Why Not Automatic Epoch Rejection Here?

Some pipelines reject bad epochs (time segments) during preprocessing. The Coherence Workstation separates this into two distinct steps: ASR handles continuous artifact reduction before ICA, and the post-ICA artifact rejection stage handles epoch-level filtering after ICA components have been removed. This separation is deliberate.

Rejecting epochs before ICA reduces the data available for ICA decomposition, which can degrade component quality—especially with only 19 channels, where every sample matters for convergence. By deferring epoch rejection to after ICA, we give the decomposition the maximum amount of data to work with, then clean up residual artifacts after the main contaminants (eye blinks, muscle bursts, cardiac artifact) have been removed as components.

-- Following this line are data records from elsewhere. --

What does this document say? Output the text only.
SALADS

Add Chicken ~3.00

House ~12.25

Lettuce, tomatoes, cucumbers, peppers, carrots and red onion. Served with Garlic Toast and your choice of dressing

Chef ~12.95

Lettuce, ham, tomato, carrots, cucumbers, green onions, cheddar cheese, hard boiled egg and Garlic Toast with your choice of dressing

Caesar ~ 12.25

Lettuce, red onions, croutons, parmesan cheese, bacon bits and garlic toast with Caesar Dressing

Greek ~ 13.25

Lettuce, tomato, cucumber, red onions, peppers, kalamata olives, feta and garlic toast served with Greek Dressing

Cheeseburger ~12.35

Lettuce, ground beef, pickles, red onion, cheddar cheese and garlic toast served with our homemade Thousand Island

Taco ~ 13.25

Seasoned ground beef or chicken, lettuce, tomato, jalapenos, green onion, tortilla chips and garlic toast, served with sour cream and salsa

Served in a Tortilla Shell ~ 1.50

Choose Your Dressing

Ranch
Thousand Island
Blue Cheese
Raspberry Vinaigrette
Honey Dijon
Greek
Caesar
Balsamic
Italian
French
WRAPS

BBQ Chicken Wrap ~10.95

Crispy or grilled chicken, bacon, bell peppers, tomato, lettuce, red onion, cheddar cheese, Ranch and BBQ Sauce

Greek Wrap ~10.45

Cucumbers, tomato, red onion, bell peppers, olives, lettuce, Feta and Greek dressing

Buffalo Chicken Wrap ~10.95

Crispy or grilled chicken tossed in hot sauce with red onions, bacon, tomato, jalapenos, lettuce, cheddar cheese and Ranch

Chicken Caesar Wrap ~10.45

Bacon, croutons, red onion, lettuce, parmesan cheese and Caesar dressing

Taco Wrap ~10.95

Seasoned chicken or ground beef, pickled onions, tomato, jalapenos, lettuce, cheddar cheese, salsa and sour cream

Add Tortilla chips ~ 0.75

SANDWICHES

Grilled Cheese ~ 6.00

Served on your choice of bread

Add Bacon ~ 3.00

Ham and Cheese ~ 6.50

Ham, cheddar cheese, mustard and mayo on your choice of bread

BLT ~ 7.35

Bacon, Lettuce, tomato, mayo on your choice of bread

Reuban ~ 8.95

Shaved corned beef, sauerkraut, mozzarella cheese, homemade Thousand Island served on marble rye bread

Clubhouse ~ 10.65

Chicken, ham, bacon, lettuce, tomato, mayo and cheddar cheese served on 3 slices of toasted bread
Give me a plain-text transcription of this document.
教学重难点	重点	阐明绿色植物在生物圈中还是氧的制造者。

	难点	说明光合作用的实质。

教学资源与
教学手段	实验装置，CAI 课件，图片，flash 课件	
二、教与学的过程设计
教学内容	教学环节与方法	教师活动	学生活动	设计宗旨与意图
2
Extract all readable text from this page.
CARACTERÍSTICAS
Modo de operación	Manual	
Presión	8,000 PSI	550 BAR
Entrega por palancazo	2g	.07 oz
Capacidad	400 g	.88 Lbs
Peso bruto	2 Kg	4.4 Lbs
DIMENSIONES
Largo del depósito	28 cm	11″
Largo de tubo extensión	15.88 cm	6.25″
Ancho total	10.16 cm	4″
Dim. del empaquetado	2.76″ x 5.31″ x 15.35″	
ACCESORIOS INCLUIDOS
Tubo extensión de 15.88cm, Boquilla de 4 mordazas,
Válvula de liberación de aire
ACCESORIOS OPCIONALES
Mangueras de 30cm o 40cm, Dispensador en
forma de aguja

The Preprocessing Sequence

The full preprocessing sequence, in order:

1. Load the raw recording and standardize channel names (see Data Ingestion)
2. Resample to target rate if enabled (default: disabled)
3. Bandpass filter at 0.5–100 Hz
4. Notch filter at 60 Hz + 120 Hz + 180 Hz harmonics
5. Bad channel detection via RANSAC; interpolate detected channels
6. Average re-reference (see Referencing)
7. ASR artifact subspace reconstruction (see Artifact Rejection)
8. ICA decomposition and classification (see ICA)
9. Source estimation via sLORETA (see Source Localization)

Steps 1–5 are covered on this page. Steps 6–9 have their own pages because each involves substantial clinical reasoning worth documenting separately.

Every parameter in this sequence is logged in the session’s parameter sidecar, and every parameter is configurable in configs/default.yaml. If you need to reproduce a processing run or verify what settings were used, the information is always available.